Oswald explained deputies are usually out enforcing the speed ordinance when out on patrol.

“Most of our complaints are ORV speeding by houses because it is annoying to people. They’re loud,” he said, adding speed increases the noise the machines make.

In Delta County, an ordinance went into effect in 2009 that authorized and regulated the operations of ORVs on roads in Delta County.

According to the ordinance, ORVs can only be operated on a road or street in the county at a speed of no more than 25 mph or a lower posted ORV speed limit and 15 mph in recognizable legal subdivisions.

The ordinance also has other requirements for ORV operations on roads and streets in Delta County.

Oswald said the ordinance can be found on the county’s website at https://deltacountymi.org.

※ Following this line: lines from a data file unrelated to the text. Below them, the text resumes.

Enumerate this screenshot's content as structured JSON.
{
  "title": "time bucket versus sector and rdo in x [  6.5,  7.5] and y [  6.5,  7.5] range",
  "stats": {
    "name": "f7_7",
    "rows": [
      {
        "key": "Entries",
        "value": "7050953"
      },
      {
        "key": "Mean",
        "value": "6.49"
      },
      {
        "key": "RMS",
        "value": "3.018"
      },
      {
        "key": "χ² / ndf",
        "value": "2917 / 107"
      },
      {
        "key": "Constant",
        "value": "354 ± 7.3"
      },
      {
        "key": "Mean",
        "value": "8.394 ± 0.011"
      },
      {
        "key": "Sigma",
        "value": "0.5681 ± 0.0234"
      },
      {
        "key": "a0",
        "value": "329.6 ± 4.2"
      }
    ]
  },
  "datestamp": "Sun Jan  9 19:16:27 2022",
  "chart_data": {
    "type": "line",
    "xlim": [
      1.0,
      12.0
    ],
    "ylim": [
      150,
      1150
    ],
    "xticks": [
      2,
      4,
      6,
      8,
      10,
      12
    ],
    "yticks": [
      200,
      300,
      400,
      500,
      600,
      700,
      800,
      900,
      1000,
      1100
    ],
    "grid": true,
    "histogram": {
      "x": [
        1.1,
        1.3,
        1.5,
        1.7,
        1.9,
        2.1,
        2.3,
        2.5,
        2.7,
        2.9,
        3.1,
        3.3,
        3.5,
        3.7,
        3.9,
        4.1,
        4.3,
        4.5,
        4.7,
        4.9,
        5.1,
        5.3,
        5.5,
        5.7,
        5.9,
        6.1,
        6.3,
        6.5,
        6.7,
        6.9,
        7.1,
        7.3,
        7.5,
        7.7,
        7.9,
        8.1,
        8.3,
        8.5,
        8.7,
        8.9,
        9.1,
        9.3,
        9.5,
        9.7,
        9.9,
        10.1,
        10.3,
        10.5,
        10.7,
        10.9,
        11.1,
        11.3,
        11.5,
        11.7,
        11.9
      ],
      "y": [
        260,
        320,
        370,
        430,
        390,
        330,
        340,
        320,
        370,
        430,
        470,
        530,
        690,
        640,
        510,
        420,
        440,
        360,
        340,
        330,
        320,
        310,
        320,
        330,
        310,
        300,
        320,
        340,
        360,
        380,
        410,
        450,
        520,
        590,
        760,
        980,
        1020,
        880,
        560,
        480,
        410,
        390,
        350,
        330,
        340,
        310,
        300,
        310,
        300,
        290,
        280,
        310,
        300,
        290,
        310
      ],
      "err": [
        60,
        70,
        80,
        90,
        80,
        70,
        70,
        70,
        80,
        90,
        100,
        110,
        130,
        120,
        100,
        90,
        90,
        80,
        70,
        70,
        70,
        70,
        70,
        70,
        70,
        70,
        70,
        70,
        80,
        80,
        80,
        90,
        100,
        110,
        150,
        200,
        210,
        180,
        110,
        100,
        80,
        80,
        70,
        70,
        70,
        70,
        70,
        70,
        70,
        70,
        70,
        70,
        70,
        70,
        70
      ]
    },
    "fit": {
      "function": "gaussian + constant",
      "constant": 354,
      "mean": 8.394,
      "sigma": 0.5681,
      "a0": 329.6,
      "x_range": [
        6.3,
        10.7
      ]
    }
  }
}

Deputy Stephen Kositzky is the only deputy assigned to ORV patrol for this ORV season.

He explained in years past there was more than one deputy assigned to the specialty patrols, but due to limited manpower, the department can only designate one deputy.

The Delta County designated ORV deputy patrols during April, May, part of June and September. Kositzky said during part of June, July and August, a deputy is assigned to the department’s marine patrol. He explained the sheriff’s department is only able to designate one deputy to one specialty at a time.

Both Department of Natural Resources conservation officers and the ORV deputy patrol the trails.

The Delta County Sheriff’s ORV patrol is funded through the state from the purchase of ORV stickers and tickets issued for the violation of the Delta County ORV ordinance.

A new section to the Michigan Vehicle Code, Act 300 of 1949, regarding ORVs went into effect March 28, 2019. The section, 257.217i, allows people to plate their ORVs through the secretary of state office to drive on roadways. The addition is in a trial period right now as the Michigan State Police conduct a safety study for its first year.

“It’s a new law that would allow you to plate your ORV,” Oswald said. “I’m pretty excited about this, they’ve done this in the past — back in the 80s. In the early 80s, you were able to plate your ORVs. I don’t like the idea of running them down a busy highway, just because if any accident — it could be catastrophic. But county roads and so forth, I think it’s a good idea.”

He said most people use ORVs for pleasure and use them to get from place to place and trail to trail.

Oswald explained people interested in getting their ORVs plated have to have their ORV inspected by a deputy after getting paperwork from the secretary of state office.

There is a long list of equipment the ORV has to have to satisfy the requirements laid out in the law for plating an ORV. The list includes: headlights, front and rear turn signals, at least one taillight, registration plate light, brake lights, horn, bright light indicator, windshield wipers, windshield washers, brake equipment, safety belts, safety glass windshield, outside review mirror on each side of the vehicle or an adjustable outside rearview mirror on the driver’s side depending on size of vehicle, bumpers, Department of Transportation approved tires, exhaust, and differential gear.

Oswald said his department has already inspected some ORVs, adding the Delta County Sheriff’s ORV will be plated soon.